TGC p. 21; TCA p. 42; TCA 2 Vol. 1 p. 40


In 1790, Hoyle recounts the names given to three different types of long nose clubs: "the common club, used when the ball lies on good ground; the scraper or half-scraper, when in long grass; the spoon, when in a hollow." As early Scottish links courses were tended most by its resident sheep, the rough was truly that. Golfers needed a heavy and hearty club. Therefore, the scraper was designed with a good load of lead and a fair amount of loft for effective use in high grass and tough rough, much like today's rescue clubs. With a 43 inch shaft, this scraper was the same length as many 19th century play clubs (drivers). From the 1700's, this scraper features a combination of characteristics not found in 1800's clubs.

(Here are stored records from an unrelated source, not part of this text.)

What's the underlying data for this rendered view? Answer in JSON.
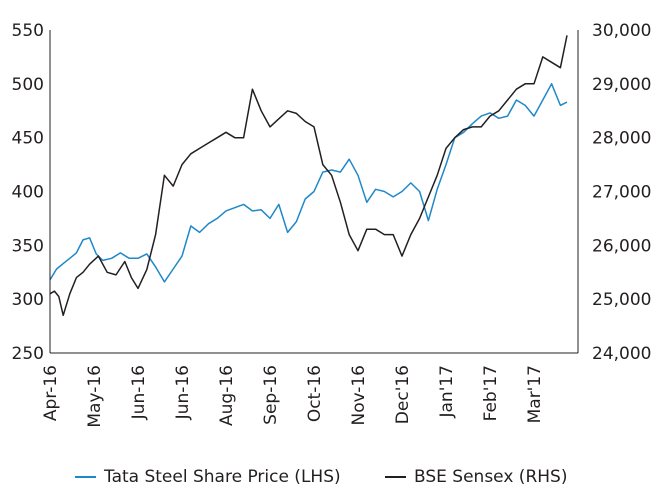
{
  "chart_data": {
    "type": "line",
    "title": "",
    "xlabel": "",
    "ylabel_left": "",
    "ylabel_right": "",
    "grid": false,
    "legend_position": "bottom",
    "x_ticks": [
      "Apr-16",
      "May-16",
      "Jun-16",
      "Jun-16",
      "Aug-16",
      "Sep-16",
      "Oct-16",
      "Nov-16",
      "Dec'16",
      "Jan'17",
      "Feb'17",
      "Mar'17"
    ],
    "y_left": {
      "ticks": [
        "250",
        "300",
        "350",
        "400",
        "450",
        "500",
        "550"
      ],
      "min": 250,
      "max": 550
    },
    "y_right": {
      "ticks": [
        "24,000",
        "25,000",
        "26,000",
        "27,000",
        "28,000",
        "29,000",
        "30,000"
      ],
      "min": 24000,
      "max": 30000
    },
    "colors": {
      "tata": "#1f88c9",
      "sensex": "#231f20",
      "axis": "#231f20"
    },
    "series": [
      {
        "name": "Tata Steel Share Price (LHS)",
        "axis": "left",
        "x": [
          0,
          0.15,
          0.3,
          0.45,
          0.6,
          0.75,
          0.9,
          1.05,
          1.2,
          1.4,
          1.6,
          1.8,
          2.0,
          2.2,
          2.4,
          2.6,
          2.8,
          3.0,
          3.2,
          3.4,
          3.6,
          3.8,
          4.0,
          4.2,
          4.4,
          4.6,
          4.8,
          5.0,
          5.2,
          5.4,
          5.6,
          5.8,
          6.0,
          6.2,
          6.4,
          6.6,
          6.8,
          7.0,
          7.2,
          7.4,
          7.6,
          7.8,
          8.0,
          8.2,
          8.4,
          8.6,
          8.8,
          9.0,
          9.2,
          9.4,
          9.6,
          9.8,
          10.0,
          10.2,
          10.4,
          10.6,
          10.8,
          11.0,
          11.2,
          11.4,
          11.6,
          11.75
        ],
        "y": [
          318,
          328,
          333,
          338,
          343,
          355,
          357,
          342,
          336,
          338,
          343,
          338,
          338,
          342,
          330,
          316,
          328,
          340,
          368,
          362,
          370,
          375,
          382,
          385,
          388,
          382,
          383,
          375,
          388,
          362,
          372,
          393,
          400,
          418,
          420,
          418,
          430,
          415,
          390,
          402,
          400,
          395,
          400,
          408,
          400,
          373,
          402,
          425,
          450,
          455,
          463,
          470,
          473,
          468,
          470,
          485,
          480,
          470,
          485,
          500,
          480,
          483
        ]
      },
      {
        "name": "BSE Sensex (RHS)",
        "axis": "right",
        "x": [
          0,
          0.1,
          0.2,
          0.3,
          0.45,
          0.6,
          0.75,
          0.9,
          1.1,
          1.3,
          1.5,
          1.7,
          1.85,
          2.0,
          2.2,
          2.4,
          2.6,
          2.8,
          3.0,
          3.2,
          3.4,
          3.6,
          3.8,
          4.0,
          4.2,
          4.4,
          4.6,
          4.8,
          5.0,
          5.2,
          5.4,
          5.6,
          5.8,
          6.0,
          6.2,
          6.4,
          6.6,
          6.8,
          7.0,
          7.2,
          7.4,
          7.6,
          7.8,
          8.0,
          8.2,
          8.4,
          8.6,
          8.8,
          9.0,
          9.2,
          9.4,
          9.6,
          9.8,
          10.0,
          10.2,
          10.4,
          10.6,
          10.8,
          11.0,
          11.2,
          11.4,
          11.6,
          11.75
        ],
        "y": [
          25100,
          25150,
          25050,
          24700,
          25100,
          25400,
          25500,
          25650,
          25800,
          25500,
          25450,
          25700,
          25400,
          25200,
          25550,
          26200,
          27300,
          27100,
          27500,
          27700,
          27800,
          27900,
          28000,
          28100,
          28000,
          28000,
          28900,
          28500,
          28200,
          28350,
          28500,
          28450,
          28300,
          28200,
          27500,
          27300,
          26800,
          26200,
          25900,
          26300,
          26300,
          26200,
          26200,
          25800,
          26200,
          26500,
          26900,
          27300,
          27800,
          28000,
          28150,
          28200,
          28200,
          28400,
          28500,
          28700,
          28900,
          29000,
          29000,
          29500,
          29400,
          29300,
          29900
        ]
      }
    ]
  }
}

The head is exceptionally long, has an elegant bend at the neck and is heavily curved with most of the loft at the heel of the face. On the top of the head, knots are visible in the light area of the wood (the wood was so dense that it was unable to absorb the stain). The base of the shaft is cut straight across and its edge is unbeveled. The top of the head, which has curved lettering too faint to read, rounds down to meet it. The lead weight bulges out from the back of the head and there are three more round lead plugs or "buttons" inserted into the sole. The original whipping consists of thick twine; the listing grip is sewn closed at the top. This club was made for a serious golfer, surely well-to-do. For a club of its age, it is in exceptional condition. A very early, rare and special club. Please see group photo on page 193 for an additional photo of this scraper.